Diupdate pada 18 Mei, 2026 11:47
Padang Pariaman-Borneoindonesianews.com-Semangat kompetisi, kreativitas, dan sportivitas mewarnai pembukaan Olimpiade Olahraga Siswa Nasional (O2SN) dan Festival Lomba Seni dan Sastra Siswa Nasional (FLS3N) tingkat SMP se-Kabupaten Padang Pariaman Tahun 2026. Kegiatan ini digelar di SMPN 2×11 Enam Lingkung, Sicincin, Senin (18/5/2026).
Kegiatan tahunan dunia pendidikan tersebut resmi dibuka oleh Bupati Padang Pariaman, John Kenedy Azis (JKA), sebagai bagian dari upaya membangun generasi muda yang unggul, kreatif, sehat, dan berkarakter.
Suasana pembukaan berlangsung meriah dan penuh antusiasme. Ratusan peserta, official, guru pendamping, hingga kepala sekolah memadati lokasi kegiatan. Turut hadir Kepala Dinas Pendidikan dan Kebudayaan Hendri, Asisten II Rudy, Kepala Dinas Pariwisata, Pemuda dan Olahraga, Kepala Dinas Komunikasi dan Informatika, Camat 2×11 Enam Lingkung, para dewan juri, serta unsur pendidikan lainnya.
Dalam sambutannya, Bupati JKA menegaskan bahwa O2SN dan FLS3N bukan sekadar ajang perlombaan untuk mengejar prestasi, melainkan juga ruang pembentukan karakter dan pengembangan potensi generasi muda secara utuh.
“Generasi muda hari ini tidak cukup hanya unggul secara akademik. Mereka juga harus memiliki mental tangguh, jiwa kompetitif, kreativitas, kemampuan berkarya, serta karakter yang kuat,” tegas JKA di hadapan peserta.
Ia menambahkan, kemajuan suatu daerah sangat ditentukan oleh kualitas sumber daya manusia. Oleh karena itu, Pemerintah Kabupaten Padang Pariaman menempatkan sektor pendidikan sebagai prioritas utama pembangunan daerah.

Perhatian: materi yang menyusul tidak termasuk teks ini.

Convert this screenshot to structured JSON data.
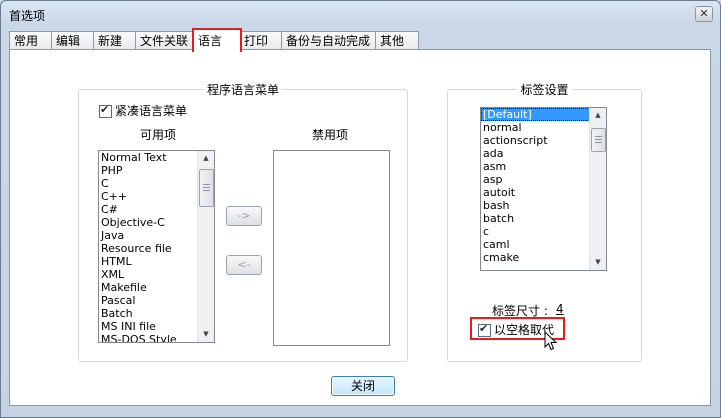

“Melalui kegiatan olahraga dan seni seperti O2SN dan FLS3N, pemerintah menanam investasi besar untuk masa depan daerah. Dari lapangan olahraga dan panggung seni inilah akan lahir calon atlet, seniman, pemimpin, inovator, dan generasi emas Padang Pariaman yang nantinya membawa nama daerah ke tingkat lebih tinggi,” ungkapnya disambut tepuk tangan peserta.
Bupati juga mengingatkan peserta agar menjadikan kompetisi ini sebagai sarana belajar, membangun pengalaman, sekaligus memperkuat semangat sportivitas dan kejujuran.
“Menang atau kalah adalah bagian dari proses. Yang paling penting adalah semangat untuk terus berkembang, berani tampil, dan mengasah kemampuan diri,” pesannya.
Pelaksanaan O2SN dan FLS3N tingkat SMP tahun ini diharapkan menjadi wadah lahirnya talenta-talenta terbaik Kabupaten Padang Pariaman yang mampu bersaing hingga tingkat provinsi dan nasional. Pemerintah daerah optimistis, melalui pembinaan berkelanjutan, generasi muda Padang Pariaman akan tampil sebagai generasi unggul, cerdas, berbudaya, dan berdaya saing tinggi.